Inga era uma ano mais jovem que Bella e era o mais próximo que a irmã já teve de uma amiga, sem contar Narcisa. Ela era tão imprudente quanto Bellatrix e Narcisa nunca tivera dúvidas de que ela se juntaria a Voldemort. Mas agora tinha suas dúvidas.
Gideon jamais namoraria esse tipo de garota. Mas a lembrança de Inga lhe trouxe outra idéia. Até onde ela sabia, Cao Rosier ainda era solteiro. Era bonito, jovem e amigo de Severo e Rabastan.
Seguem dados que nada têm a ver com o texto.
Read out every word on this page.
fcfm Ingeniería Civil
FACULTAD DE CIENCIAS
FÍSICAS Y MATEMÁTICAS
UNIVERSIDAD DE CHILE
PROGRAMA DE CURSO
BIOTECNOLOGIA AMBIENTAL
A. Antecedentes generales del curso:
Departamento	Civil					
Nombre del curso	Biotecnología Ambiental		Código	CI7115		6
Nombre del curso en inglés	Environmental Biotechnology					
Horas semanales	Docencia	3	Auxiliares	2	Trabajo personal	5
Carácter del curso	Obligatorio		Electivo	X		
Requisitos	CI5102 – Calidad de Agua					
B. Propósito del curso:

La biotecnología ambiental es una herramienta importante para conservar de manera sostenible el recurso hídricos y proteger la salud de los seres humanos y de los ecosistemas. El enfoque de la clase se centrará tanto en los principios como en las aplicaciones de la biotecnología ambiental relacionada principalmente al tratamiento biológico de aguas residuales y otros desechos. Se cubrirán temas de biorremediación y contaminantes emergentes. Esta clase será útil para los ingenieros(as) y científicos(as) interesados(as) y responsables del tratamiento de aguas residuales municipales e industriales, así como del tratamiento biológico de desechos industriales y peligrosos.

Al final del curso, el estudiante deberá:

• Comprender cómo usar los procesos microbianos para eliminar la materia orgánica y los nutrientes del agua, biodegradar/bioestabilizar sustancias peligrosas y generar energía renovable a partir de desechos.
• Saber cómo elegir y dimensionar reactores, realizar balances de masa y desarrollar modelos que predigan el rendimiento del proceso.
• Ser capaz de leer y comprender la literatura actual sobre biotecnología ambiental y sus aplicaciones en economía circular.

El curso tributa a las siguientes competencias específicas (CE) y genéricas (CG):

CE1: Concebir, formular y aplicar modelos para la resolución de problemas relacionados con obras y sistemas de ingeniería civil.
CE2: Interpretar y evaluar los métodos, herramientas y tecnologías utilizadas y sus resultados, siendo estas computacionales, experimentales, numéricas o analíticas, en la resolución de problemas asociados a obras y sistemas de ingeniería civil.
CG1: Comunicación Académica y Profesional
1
Mas Andie jamais gostara muito de Cao.
- Narcisa. – Slughorn chamou antes que a menina pudesse responder Fabian.
Ele estava agora jogado em sua poltrona, saboreando os abacaxis cristalizados que Lúcio lhe comprara. Ernesto aparentemente já tinha ido embora e Lúcio estava sentado ao lado do professor. Algumas outras pessoas já haviam se retirado.
- Venha se sentar ao meu lado, minha querida.
Ela sabia que “ao meu lado” significava ao lado de Lúcio e foi onde ela se situou segundos depois. O restante dos alunos se reuniram em volta. Narcisa evitou encarar Lúcio e observou o pequeno grupo reunido ali. Severo, Rabastan, Fabian, Lílian, Remo, Tiago, Sirius, Frank, Alice, e mais alguns. Um grupo atraente, ela tinha que reconhecer.
- Então Professor, quem você apoiará para Ministro da Magia?
- Lúcio, Lúcio, que menino impertinente. – Slughorn balbuciou sério. Todos viraram-se para Lúcio, nem um pouco constrangido. Narcisa também manteve-se firme. Então Slughorn abriu um grande sorriso. – Você sabe fazer as perguntas certas na hora certa, meu garoto. Daria um Ministro genial. – Lúcio sorriu. – A verdade é que eu não simpatizo com nenhum dos candidatos. Mas Fudge me parece mais persuadível, se é que você me entende.
- Claro que entendo. – Lúcio emendou com um sorriso. Narcisa sabia que Fudge era a óbvia escolha das famílias tradicionais, inclusive os Malfoy e os Black, pois era um homem facilmente manipulável. –
Os Sonserinos presentes sorriram também, mostrando certo deslumbramento pelo garoto. Lúcio tinha o carisma dos líderes natos. E tinha já seus servos. Apenas Severo mostrou-se indiferente a influência de Malfoy. Narcisa apenas recostou-se contra o peito de Lúcio, ainda contrariada, mas mostrando apoio àquele que seria seu marido, e ele acariciou o braço dela com certa pose de dono, deixando ainda mais irritada.
Slughorn sorriu, e mais uma vez o casal sorriu falsamente.
Narcisa e Lúcio foram os últimos a deixar a sala de Slughorn e quando entraram em sua sala comunal, esta encontrava-se às moscas. O fogo já havia extinguido-se e estava tudo tão escuro e frio. Narcisa sentiu Lúcio aproximar-se por trás e tocar com a ponta dos dedos em seus braços.
- Você saberá quando chegar à hora certa.
- Eu não sou uma política muito boa, Lúcio.
Ele passou um dos braços pela cintura dela trazendo-a para si. Ela sentia-se tão segura, mas tão vulnerável. Ele podia fazer a ela o que quisesse. Colou a boca em seu ouvido e sussurrou gentilmente.